Monday, December 9, 2024

When neither "perfect" nor "imperfect" were good enough, what do you turn to, then?  It can be easy to feel like there is no water left in the ocean for you.  If you're lucky, maybe you'd look from where you once came from and find that the water from the babbling brook was clear enough for you to quench your thirst.  But if not?  When you feel like everyone else has left, will you, too, decide to forge ahead on your own, and if you do, will it be from bravery, or cowardice?  Will you leave everyone else in the dust, so that you can never feel that you are left behind anymore?

Could we drink from that still glass lake?  Would that be enough to sustain us?  Perhaps the oasis in the desert is necessary to keep us going, even if it's little more than a mirage.

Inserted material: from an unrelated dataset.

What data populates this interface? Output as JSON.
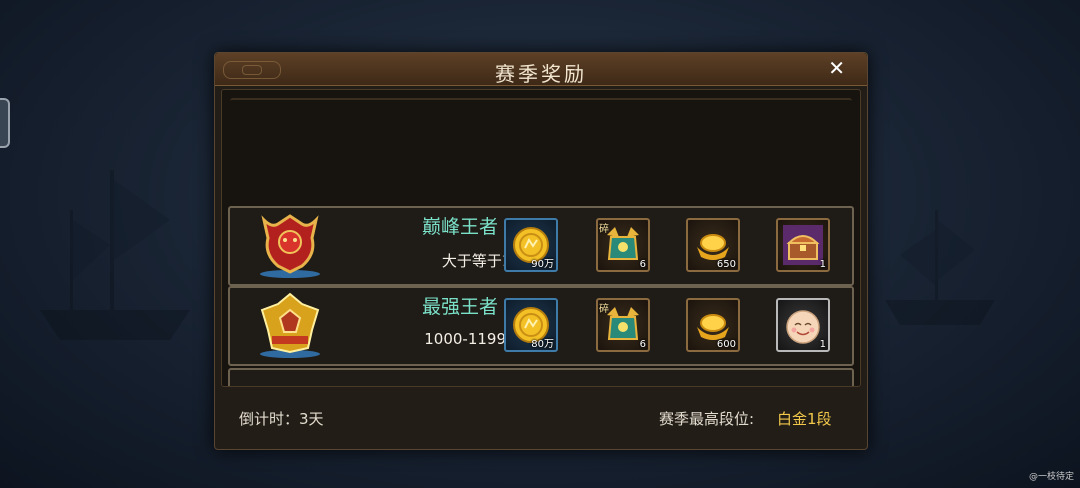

When I look back on these times how do I want to see things?  There is something a little...disappointing, I think, even if I were to become saved from existence.  I'm not sure how to voice it or put a finger on it.  Maybe it's because it divides life into the "saved" and the "not saved".  And who is it, exactly, then, that decides our fates from up on high?  Wouldn't it feel...cheap, almost?  Being saved just because you happened to be chosen.  Like winning some existential lottery, ticketed by your own merits.

Maybe it's also because "perfect" wasn't good enough.  It makes it feel like I've already fallen from grace.  And what recourse is there, then?

Someone in the pantheon perhaps would agrue that everyone should be saved, to be chosen.  But it's not really true, is it?  Some dreams are meant never to come true, they are just dreams.  And "perfect" was never real, never in the first place, even when it still seemed magical, it never was.  But I'm always drawn to things like that, because the things that are real never last.

Where are you?  Where are you now?  And will you ever find me?  Shall I wait on the shore of that still glass lake?  Shall I wait in the tower?  Shall I wait in the sky amongst the stars?

What if you, too, won't ever turn out to be real in the first place?